Была и ненавистная физика. Лекции по ней читал преподаватель кафедры, назовем его Молаев. Он читал лекции так, что студенты приняли за единицу нудности один «молай». На его занятиях наша группа развлекалась написанием на спинках стульев посланий студентам педиатрического факультета. Припоминаю такие «высокие» высказывания, как «Лучше быть отцом макаки, чем учиться на педфаке». Будущие детские врачи не отставали: «Лучше бегать с клизмой в ср*ке, чем учиться на лечфаке».

Целый год длились мои мучения с физикой.
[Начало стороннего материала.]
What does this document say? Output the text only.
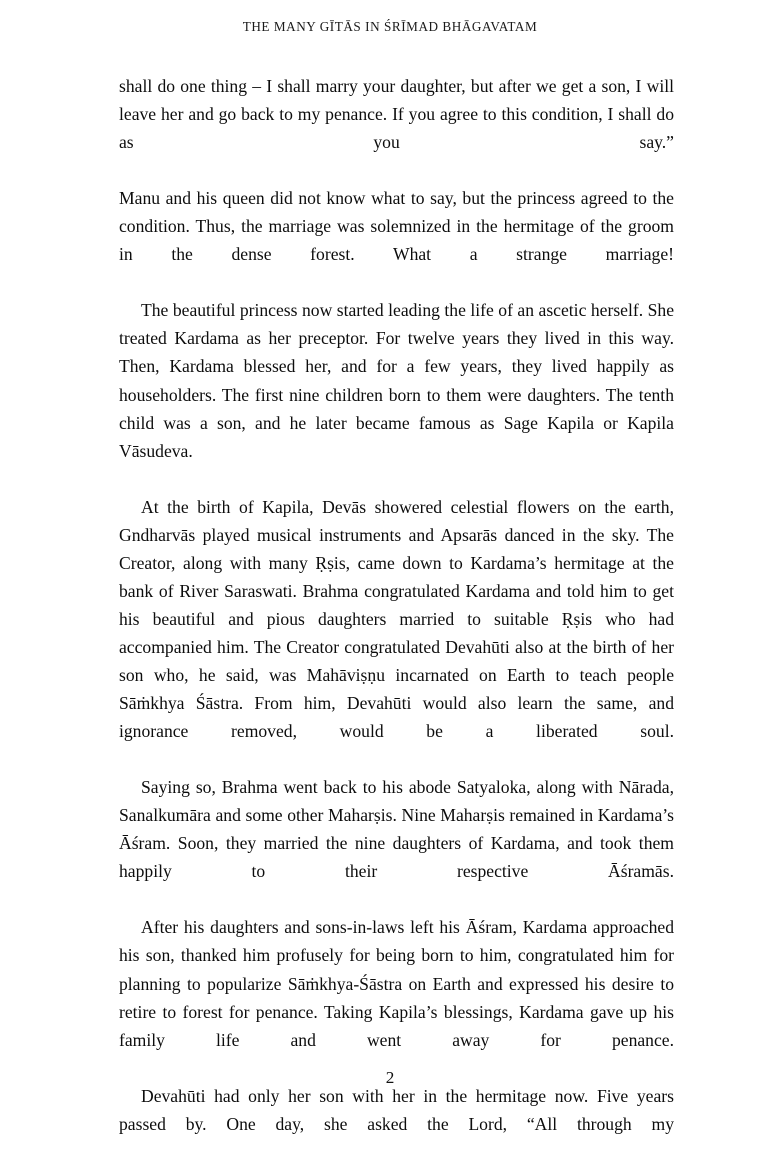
THE MANY GĪTĀS IN ŚRĪMAD BHĀGAVATAM

shall do one thing – I shall marry your daughter, but after we get a son, I will leave her and go back to my penance. If you agree to this condition, I shall do as you say.”

Manu and his queen did not know what to say, but the princess agreed to the condition. Thus, the marriage was solemnized in the hermitage of the groom in the dense forest. What a strange marriage!

The beautiful princess now started leading the life of an ascetic herself. She treated Kardama as her preceptor. For twelve years they lived in this way. Then, Kardama blessed her, and for a few years, they lived happily as householders. The first nine children born to them were daughters. The tenth child was a son, and he later became famous as Sage Kapila or Kapila Vāsudeva.

At the birth of Kapila, Devās showered celestial flowers on the earth, Gndharvās played musical instruments and Apsarās danced in the sky. The Creator, along with many Ṛṣis, came down to Kardama’s hermitage at the bank of River Saraswati. Brahma congratulated Kardama and told him to get his beautiful and pious daughters married to suitable Ṛṣis who had accompanied him. The Creator congratulated Devahūti also at the birth of her son who, he said, was Mahāviṣṇu incarnated on Earth to teach people Sāṁkhya Śāstra. From him, Devahūti would also learn the same, and ignorance removed, would be a liberated soul.

Saying so, Brahma went back to his abode Satyaloka, along with Nārada, Sanalkumāra and some other Maharṣis. Nine Maharṣis remained in Kardama’s Āśram. Soon, they married the nine daughters of Kardama, and took them happily to their respective Āśramās.

After his daughters and sons-in-laws left his Āśram, Kardama approached his son, thanked him profusely for being born to him, congratulated him for planning to popularize Sāṁkhya-Śāstra on Earth and expressed his desire to retire to forest for penance. Taking Kapila’s blessings, Kardama gave up his family life and went away for penance.

Devahūti had only her son with her in the hermitage now. Five years passed by. One day, she asked the Lord, “All through my

2
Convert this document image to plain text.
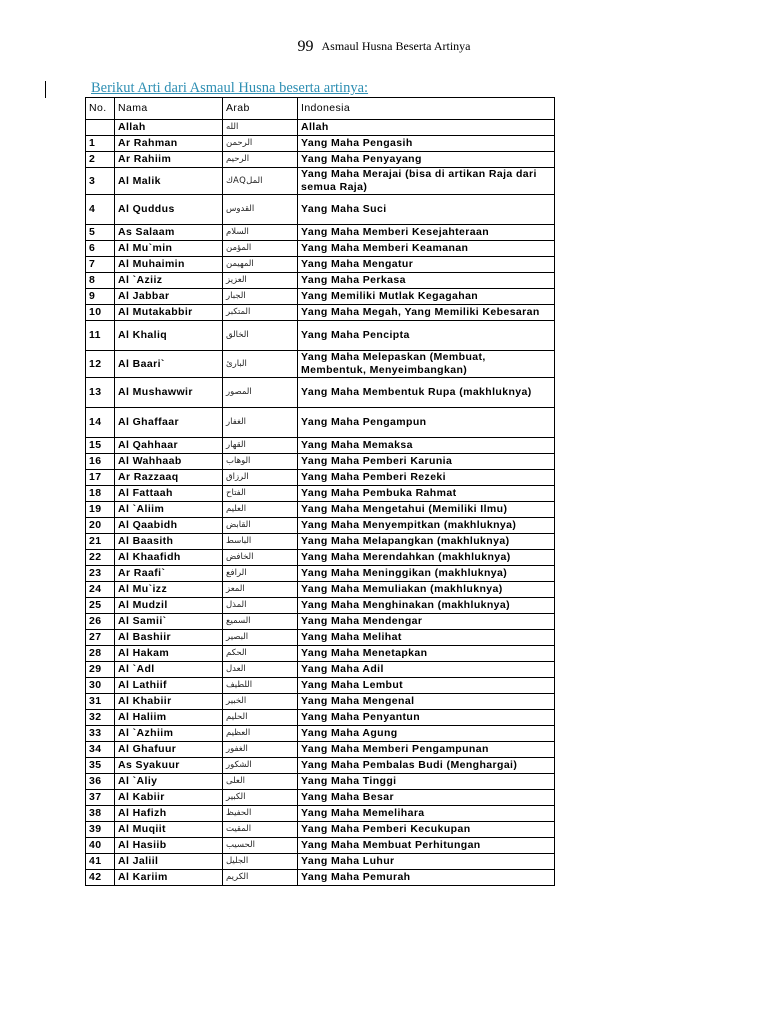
99 Asmaul Husna Beserta Artinya
Berikut Arti dari Asmaul Husna beserta artinya:
No.	Nama	Arab	Indonesia
	Allah	الله	Allah
1	Ar Rahman	الرحمن	Yang Maha Pengasih
2	Ar Rahiim	الرحيم	Yang Maha Penyayang
3	Al Malik	الملAQك	Yang Maha Merajai (bisa di artikan Raja dari semua Raja)
4	Al Quddus	القدوس	Yang Maha Suci
5	As Salaam	السلام	Yang Maha Memberi Kesejahteraan
6	Al Mu`min	المؤمن	Yang Maha Memberi Keamanan
7	Al Muhaimin	المهيمن	Yang Maha Mengatur
8	Al `Aziiz	العزيز	Yang Maha Perkasa
9	Al Jabbar	الجبار	Yang Memiliki Mutlak Kegagahan
10	Al Mutakabbir	المتكبر	Yang Maha Megah, Yang Memiliki Kebesaran
11	Al Khaliq	الخالق	Yang Maha Pencipta
12	Al Baari`	البارئ	Yang Maha Melepaskan (Membuat, Membentuk, Menyeimbangkan)
13	Al Mushawwir	المصور	Yang Maha Membentuk Rupa (makhluknya)
14	Al Ghaffaar	الغفار	Yang Maha Pengampun
15	Al Qahhaar	القهار	Yang Maha Memaksa
16	Al Wahhaab	الوهاب	Yang Maha Pemberi Karunia
17	Ar Razzaaq	الرزاق	Yang Maha Pemberi Rezeki
18	Al Fattaah	الفتاح	Yang Maha Pembuka Rahmat
19	Al `Aliim	العليم	Yang Maha Mengetahui (Memiliki Ilmu)
20	Al Qaabidh	القابض	Yang Maha Menyempitkan (makhluknya)
21	Al Baasith	الباسط	Yang Maha Melapangkan (makhluknya)
22	Al Khaafidh	الخافض	Yang Maha Merendahkan (makhluknya)
23	Ar Raafi`	الرافع	Yang Maha Meninggikan (makhluknya)
24	Al Mu`izz	المعز	Yang Maha Memuliakan (makhluknya)
25	Al Mudzil	المذل	Yang Maha Menghinakan (makhluknya)
26	Al Samii`	السميع	Yang Maha Mendengar
27	Al Bashiir	البصير	Yang Maha Melihat
28	Al Hakam	الحكم	Yang Maha Menetapkan
29	Al `Adl	العدل	Yang Maha Adil
30	Al Lathiif	اللطيف	Yang Maha Lembut
31	Al Khabiir	الخبير	Yang Maha Mengenal
32	Al Haliim	الحليم	Yang Maha Penyantun
33	Al `Azhiim	العظيم	Yang Maha Agung
34	Al Ghafuur	الغفور	Yang Maha Memberi Pengampunan
35	As Syakuur	الشكور	Yang Maha Pembalas Budi (Menghargai)
36	Al `Aliy	العلى	Yang Maha Tinggi
37	Al Kabiir	الكبير	Yang Maha Besar
38	Al Hafizh	الحفيظ	Yang Maha Memelihara
39	Al Muqiit	المقيت	Yang Maha Pemberi Kecukupan
40	Al Hasiib	الحسيب	Yang Maha Membuat Perhitungan
41	Al Jaliil	الجليل	Yang Maha Luhur
42	Al Kariim	الكريم	Yang Maha Pemurah
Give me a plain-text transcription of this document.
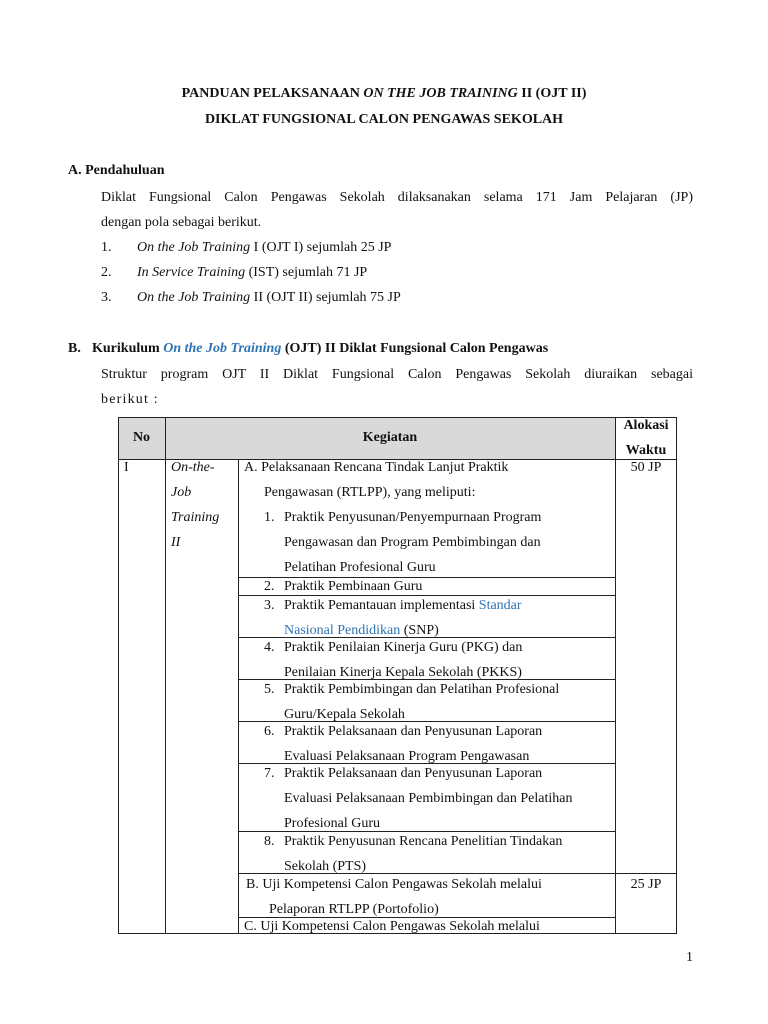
PANDUAN PELAKSANAAN ON THE JOB TRAINING II (OJT II)
DIKLAT FUNGSIONAL CALON PENGAWAS SEKOLAH
A. Pendahuluan
Diklat Fungsional Calon Pengawas Sekolah dilaksanakan selama 171 Jam Pelajaran (JP)
dengan pola sebagai berikut.
1. On the Job Training I (OJT I) sejumlah 25 JP
2. In Service Training (IST) sejumlah 71 JP
3. On the Job Training II (OJT II) sejumlah 75 JP
B. Kurikulum On the Job Training (OJT) II Diklat Fungsional Calon Pengawas
Struktur program OJT II Diklat Fungsional Calon Pengawas Sekolah diuraikan sebagai
berikut :
No	Kegiatan
Alokasi
Waktu
I	On-the-
Job
Training
II
A. Pelaksanaan Rencana Tindak Lanjut Praktik
Pengawasan (RTLPP), yang meliputi:
50 JP
1. Praktik Penyusunan/Penyempurnaan Program
Pengawasan dan Program Pembimbingan dan
Pelatihan Profesional Guru
2. Praktik Pembinaan Guru
3. Praktik Pemantauan implementasi Standar
Nasional Pendidikan (SNP)
4. Praktik Penilaian Kinerja Guru (PKG) dan
Penilaian Kinerja Kepala Sekolah (PKKS)
5. Praktik Pembimbingan dan Pelatihan Profesional
Guru/Kepala Sekolah
6. Praktik Pelaksanaan dan Penyusunan Laporan
Evaluasi Pelaksanaan Program Pengawasan
7. Praktik Pelaksanaan dan Penyusunan Laporan
Evaluasi Pelaksanaan Pembimbingan dan Pelatihan
Profesional Guru
8. Praktik Penyusunan Rencana Penelitian Tindakan
Sekolah (PTS)
B. Uji Kompetensi Calon Pengawas Sekolah melalui
Pelaporan RTLPP (Portofolio)
25 JP
C. Uji Kompetensi Calon Pengawas Sekolah melalui
1
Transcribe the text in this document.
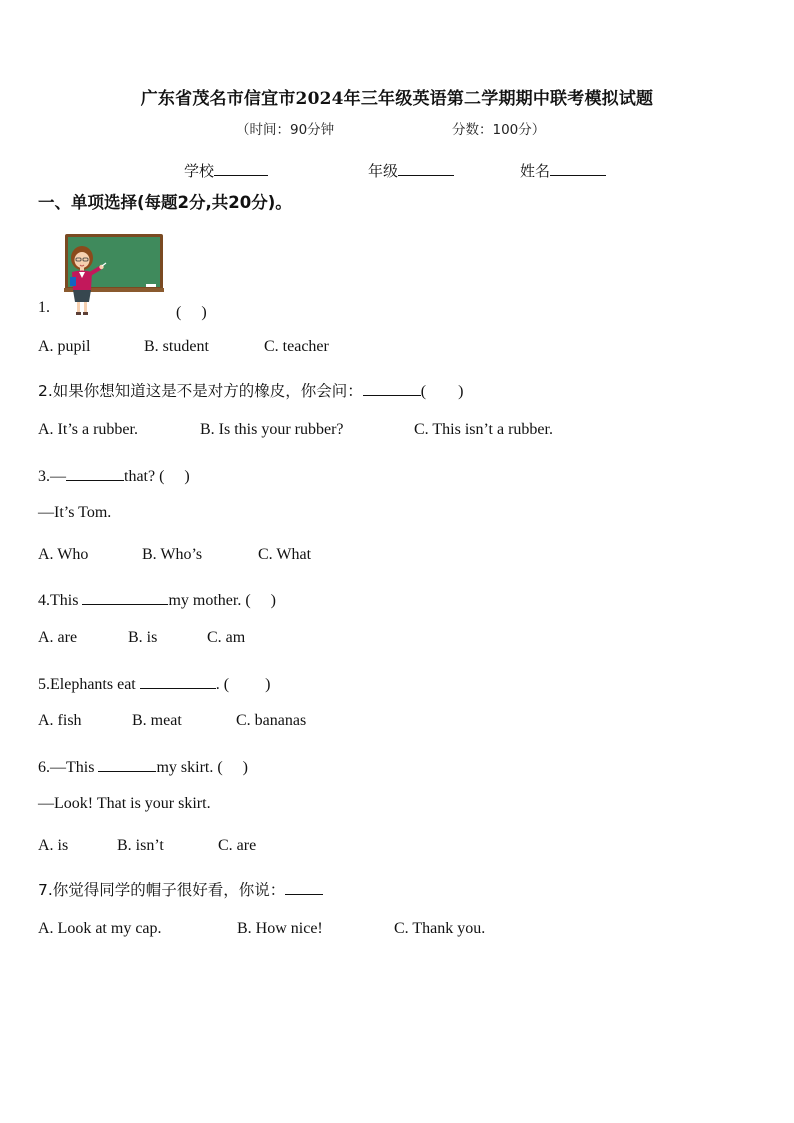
广东省茂名市信宜市2024年三年级英语第二学期期中联考模拟试题
（时间：90分钟	分数：100分）
学校	年级	姓名
一、单项选择(每题2分,共20分)。
1.	(　 )
A. pupil	B. student	C. teacher
2.如果你想知道这是不是对方的橡皮，你会问：	(　　)
A. It’s a rubber.	B. Is this your rubber?	C. This isn’t a rubber.
3.—	that? (　 )
—It’s Tom.
A. Who	B. Who’s	C. What
4.This	my mother. (　 )
A. are	B. is	C. am
5.Elephants eat	. (　　 )
A. fish	B. meat	C. bananas
6.—This	my skirt. (　 )
—Look! That is your skirt.
A. is	B. isn’t	C. are
7.你觉得同学的帽子很好看，你说：
A. Look at my cap.	B. How nice!	C. Thank you.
Я ее и читала, и записывала, и даже понять пыталась, и к помощи сведущих в предмете людей прибегала, и шпаргалки горами на экзамены готовила. Но никак я ей не нравилась! Физика отвергала все мои попытки подружиться. Гораздо позже, когда у моей дочери начались такие же проблемы с этим предметом, я поняла, что это врожденное, да еще и передающееся по наследству. Ну что тут поделаешь! Когда последний экзамен по физике был сдан, мы расстались с кафедрой со взаимным облегчением.

Учиться мне было интересно, хоть и приходилось много ездить по городу: из главного корпуса – в больницу, с практических занятий в больнице – обратно в главный корпус на лекцию, потом в библиотеку – готовить домашние задания. Вечерами – зубрежка, на выходных – кипячение халатов и колпаков и разговоры с родителями из переговорного пункта. Иногда я ездила навестить бабушку с дедом. Как они радовались моим успехам и гордились тем, что их внучка, студентка мединститута, будет Врачом! На обратную дорогу до Владивостока мне в карман клались «красненькая» от бабушки и две «красненькие» от деда, а гостинцев – солений да маринадов – было так много, что они отрывали руки.